Rectal cancer patients who receive a new combination of chemotherapy combined with five weeks of radiation before surgery have an 88 percent chance of surviving the cancer three years after treatment, according to the results of a trial to be presented at the 53 rd Annual Meeting of the American Society for Radiation Oncology (ASTRO) in Miami, Oct. 2-6.
"The results of the trial allow us to recommend a new pre-operative treatment, the 'Cap50' regimen, in locally advanced rectal cancer. It's safe and reduces the risk of the cancer coming back to less than 5 percent," Jean Pierre Gerard, MD, a radiation oncologist at Centre Antoine-Lacassagne in Nice, France, said in a statement.
Cap50 combines the chemotherapy Capecitabine with five weeks of radiation at 50 Gy.
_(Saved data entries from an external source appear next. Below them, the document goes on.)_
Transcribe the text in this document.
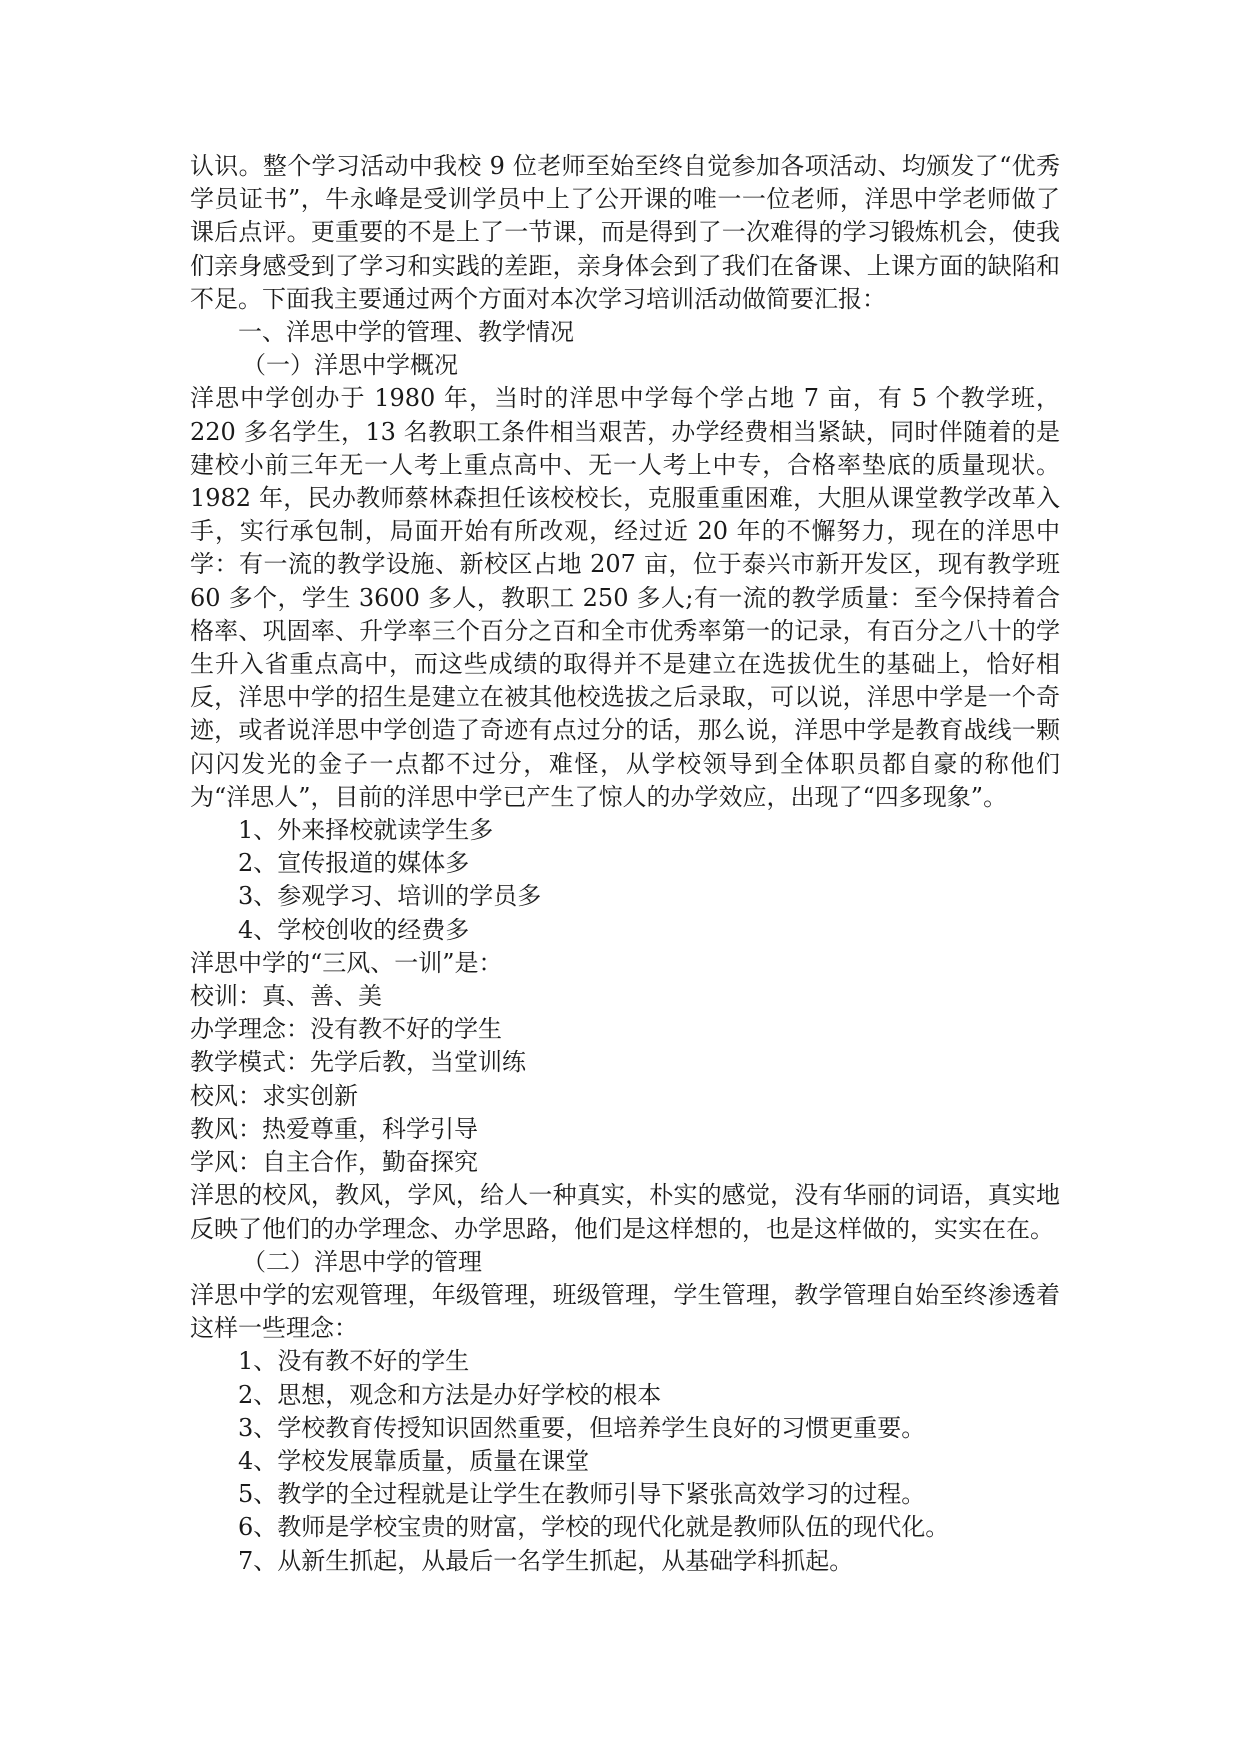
认识。整个学习活动中我校 9 位老师至始至终自觉参加各项活动、均颁发了“优秀学员证书”，牛永峰是受训学员中上了公开课的唯一一位老师，洋思中学老师做了课后点评。更重要的不是上了一节课，而是得到了一次难得的学习锻炼机会，使我们亲身感受到了学习和实践的差距，亲身体会到了我们在备课、上课方面的缺陷和不足。下面我主要通过两个方面对本次学习培训活动做简要汇报：

一、洋思中学的管理、教学情况

（一）洋思中学概况

洋思中学创办于 1980 年，当时的洋思中学每个学占地 7 亩，有 5 个教学班，220 多名学生，13 名教职工条件相当艰苦，办学经费相当紧缺，同时伴随着的是建校小前三年无一人考上重点高中、无一人考上中专，合格率垫底的质量现状。1982 年，民办教师蔡林森担任该校校长，克服重重困难，大胆从课堂教学改革入手，实行承包制，局面开始有所改观，经过近 20 年的不懈努力，现在的洋思中学：有一流的教学设施、新校区占地 207 亩，位于泰兴市新开发区，现有教学班 60 多个，学生 3600 多人，教职工 250 多人;有一流的教学质量：至今保持着合格率、巩固率、升学率三个百分之百和全市优秀率第一的记录，有百分之八十的学生升入省重点高中，而这些成绩的取得并不是建立在选拔优生的基础上，恰好相反，洋思中学的招生是建立在被其他校选拔之后录取，可以说，洋思中学是一个奇迹，或者说洋思中学创造了奇迹有点过分的话，那么说，洋思中学是教育战线一颗闪闪发光的金子一点都不过分，难怪，从学校领导到全体职员都自豪的称他们为“洋思人”，目前的洋思中学已产生了惊人的办学效应，出现了“四多现象”。

1、外来择校就读学生多

2、宣传报道的媒体多

3、参观学习、培训的学员多

4、学校创收的经费多

洋思中学的“三风、一训”是：

校训：真、善、美

办学理念：没有教不好的学生

教学模式：先学后教，当堂训练

校风：求实创新

教风：热爱尊重，科学引导

学风：自主合作，勤奋探究

洋思的校风，教风，学风，给人一种真实，朴实的感觉，没有华丽的词语，真实地反映了他们的办学理念、办学思路，他们是这样想的，也是这样做的，实实在在。

（二）洋思中学的管理

洋思中学的宏观管理，年级管理，班级管理，学生管理，教学管理自始至终渗透着这样一些理念：

1、没有教不好的学生

2、思想，观念和方法是办好学校的根本

3、学校教育传授知识固然重要，但培养学生良好的习惯更重要。

4、学校发展靠质量，质量在课堂

5、教学的全过程就是让学生在教师引导下紧张高效学习的过程。

6、教师是学校宝贵的财富，学校的现代化就是教师队伍的现代化。

7、从新生抓起，从最后一名学生抓起，从基础学科抓起。
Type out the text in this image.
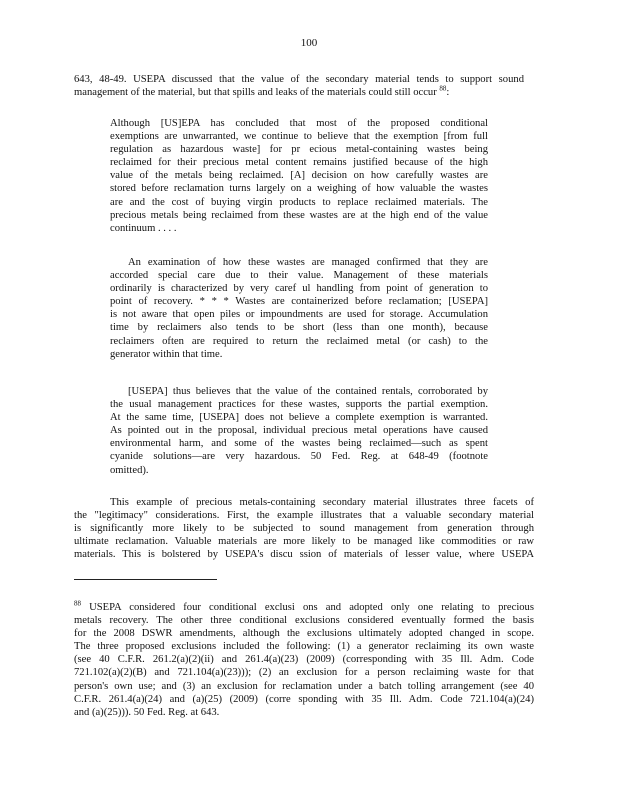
100
643, 48-49. USEPA discussed that the value of the secondary material tends to support sound
management of the material, but that spills and leaks of the materials could still occur $^{88}$:
Although [US]EPA has concluded that most of the proposed conditional
exemptions are unwarranted, we continue to believe that the exemption [from full
regulation as hazardous waste] for pr ecious metal-containing wastes being
reclaimed for their precious metal content remains justified because of the high
value of the metals being reclaimed. [A] decision on how carefully wastes are
stored before reclamation turns largely on a weighing of how valuable the wastes
are and the cost of buying virgin products to replace reclaimed materials. The
precious metals being reclaimed from these wastes are at the high end of the value
continuum . . . .
An examination of how these wastes are managed confirmed that they are
accorded special care due to their value. Management of these materials
ordinarily is characterized by very caref ul handling from point of generation to
point of recovery. * * * Wastes are containerized before reclamation; [USEPA]
is not aware that open piles or impoundments are used for storage. Accumulation
time by reclaimers also tends to be short (less than one month), because
reclaimers often are required to return the reclaimed metal (or cash) to the
generator within that time.
[USEPA] thus believes that the value of the contained rentals, corroborated by
the usual management practices for these wastes, supports the partial exemption.
At the same time, [USEPA] does not believe a complete exemption is warranted.
As pointed out in the proposal, individual precious metal operations have caused
environmental harm, and some of the wastes being reclaimed—such as spent
cyanide solutions—are very hazardous. 50 Fed. Reg. at 648-49 (footnote
omitted).
This example of precious metals-containing secondary material illustrates three facets of
the "legitimacy" considerations. First, the example illustrates that a valuable secondary material
is significantly more likely to be subjected to sound management from generation through
ultimate reclamation. Valuable materials are more likely to be managed like commodities or raw
materials. This is bolstered by USEPA's discu ssion of materials of lesser value, where USEPA
$^{88}$ USEPA considered four conditional exclusi ons and adopted only one relating to precious
metals recovery. The other three conditional exclusions considered eventually formed the basis
for the 2008 DSWR amendments, although the exclusions ultimately adopted changed in scope.
The three proposed exclusions included the following: (1) a generator reclaiming its own waste
(see 40 C.F.R. 261.2(a)(2)(ii) and 261.4(a)(23) (2009) (corresponding with 35 Ill. Adm. Code
721.102(a)(2)(B) and 721.104(a)(23))); (2) an exclusion for a person reclaiming waste for that
person's own use; and (3) an exclusion for reclamation under a batch tolling arrangement (see 40
C.F.R. 261.4(a)(24) and (a)(25) (2009) (corre sponding with 35 Ill. Adm. Code 721.104(a)(24)
and (a)(25))). 50 Fed. Reg. at 643.
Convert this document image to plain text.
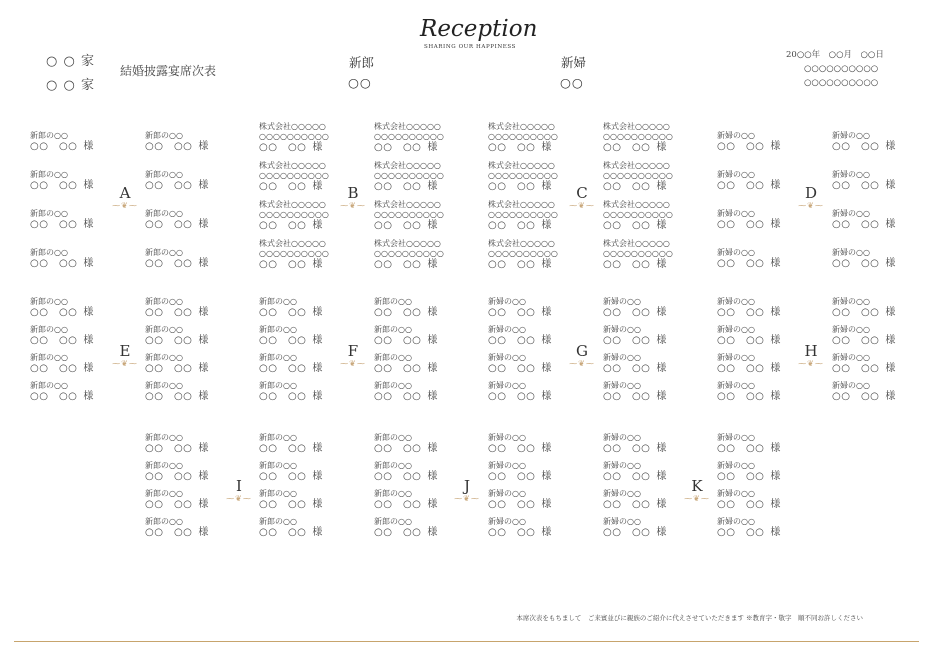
○ ○ 家
○ ○ 家
結婚披露宴席次表
Reception
SHARING OUR HAPPINESS
新郎
○○
新婦
○○
20○○年　○○月　○○日
○○○○○○○○○○
○○○○○○○○○○
新郎の○○
○○　○○ 様
新郎の○○
○○　○○ 様
新郎の○○
○○　○○ 様
新郎の○○
○○　○○ 様
新郎の○○
○○　○○ 様
新郎の○○
○○　○○ 様
新郎の○○
○○　○○ 様
新郎の○○
○○　○○ 様
A
⁓❦⁓
株式会社○○○○○
○○○○○○○○○○
○○　○○ 様
株式会社○○○○○
○○○○○○○○○○
○○　○○ 様
株式会社○○○○○
○○○○○○○○○○
○○　○○ 様
株式会社○○○○○
○○○○○○○○○○
○○　○○ 様
株式会社○○○○○
○○○○○○○○○○
○○　○○ 様
株式会社○○○○○
○○○○○○○○○○
○○　○○ 様
株式会社○○○○○
○○○○○○○○○○
○○　○○ 様
株式会社○○○○○
○○○○○○○○○○
○○　○○ 様
B
⁓❦⁓
株式会社○○○○○
○○○○○○○○○○
○○　○○ 様
株式会社○○○○○
○○○○○○○○○○
○○　○○ 様
株式会社○○○○○
○○○○○○○○○○
○○　○○ 様
株式会社○○○○○
○○○○○○○○○○
○○　○○ 様
株式会社○○○○○
○○○○○○○○○○
○○　○○ 様
株式会社○○○○○
○○○○○○○○○○
○○　○○ 様
株式会社○○○○○
○○○○○○○○○○
○○　○○ 様
株式会社○○○○○
○○○○○○○○○○
○○　○○ 様
C
⁓❦⁓
新婦の○○
○○　○○ 様
新婦の○○
○○　○○ 様
新婦の○○
○○　○○ 様
新婦の○○
○○　○○ 様
新婦の○○
○○　○○ 様
新婦の○○
○○　○○ 様
新婦の○○
○○　○○ 様
新婦の○○
○○　○○ 様
D
⁓❦⁓
新郎の○○
○○　○○ 様
新郎の○○
○○　○○ 様
新郎の○○
○○　○○ 様
新郎の○○
○○　○○ 様
新郎の○○
○○　○○ 様
新郎の○○
○○　○○ 様
新郎の○○
○○　○○ 様
新郎の○○
○○　○○ 様
E
⁓❦⁓
新郎の○○
○○　○○ 様
新郎の○○
○○　○○ 様
新郎の○○
○○　○○ 様
新郎の○○
○○　○○ 様
新郎の○○
○○　○○ 様
新郎の○○
○○　○○ 様
新郎の○○
○○　○○ 様
新郎の○○
○○　○○ 様
F
⁓❦⁓
新婦の○○
○○　○○ 様
新婦の○○
○○　○○ 様
新婦の○○
○○　○○ 様
新婦の○○
○○　○○ 様
新婦の○○
○○　○○ 様
新婦の○○
○○　○○ 様
新婦の○○
○○　○○ 様
新婦の○○
○○　○○ 様
G
⁓❦⁓
新婦の○○
○○　○○ 様
新婦の○○
○○　○○ 様
新婦の○○
○○　○○ 様
新婦の○○
○○　○○ 様
新婦の○○
○○　○○ 様
新婦の○○
○○　○○ 様
新婦の○○
○○　○○ 様
新婦の○○
○○　○○ 様
H
⁓❦⁓
新郎の○○
○○　○○ 様
新郎の○○
○○　○○ 様
新郎の○○
○○　○○ 様
新郎の○○
○○　○○ 様
新郎の○○
○○　○○ 様
新郎の○○
○○　○○ 様
新郎の○○
○○　○○ 様
新郎の○○
○○　○○ 様
I
⁓❦⁓
新郎の○○
○○　○○ 様
新郎の○○
○○　○○ 様
新郎の○○
○○　○○ 様
新郎の○○
○○　○○ 様
新婦の○○
○○　○○ 様
新婦の○○
○○　○○ 様
新婦の○○
○○　○○ 様
新婦の○○
○○　○○ 様
J
⁓❦⁓
新婦の○○
○○　○○ 様
新婦の○○
○○　○○ 様
新婦の○○
○○　○○ 様
新婦の○○
○○　○○ 様
新婦の○○
○○　○○ 様
新婦の○○
○○　○○ 様
新婦の○○
○○　○○ 様
新婦の○○
○○　○○ 様
K
⁓❦⁓
本席次表をもちまして　ご来賓並びに親族のご紹介に代えさせていただきます ※教育字・敬字　順不同お許しください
The primary treatment for cancer of the rectum, which is found in the lower 15 centimeters of the bowel, is surgery. However, there is a risk of cancer re-growth within the bowel and surrounding tissues and recurrence is incurable in the majority of patients. Depending on the location and stage of the cancer, physicians usually recommend radiation therapy and chemotherapy before surgery. The optimal regimen is still in discussion.
Researchers in the current trial aimed to find the most effective and safe preoperative treatment for rectal cancer by comparing a combination of two different chemotherapies and two different radiation doses. A total of 598 patients with locally advanced rectal cancer were diagnosed and randomly treated across 50 hospitals in France between 2005 and 2008.
In addition to the Cap50 regimen, the researchers also tested Cap45 (Capecitabine and radiation treatment at 45 Gy) and Capox50 (chemotherapies Capecitabine and Oxaliplatin, along with radiation at 50 Gy). At three years after treatment, the Capox50 regimen did not significantly increase the chance of the cancer returning or surviving the disease, compared to the Cap45 treatment. Oxaliplatin, given as part of the Capox50 treatment, was shown to immediately increase side effects, with some cases of severe diarrhea, and was not effective in increasing the chance of local tumor sterilization.
However, the increase of radiation dose from 45 to 50 Gy in five weeks was effective, well-tolerated and did not extend the duration of treatment.
Gerard said the results of the trial, when combined with the results of similar previous trials, showed solid scientific evidence that Cap50 should become the standard treatment for locally advanced rectal cancer.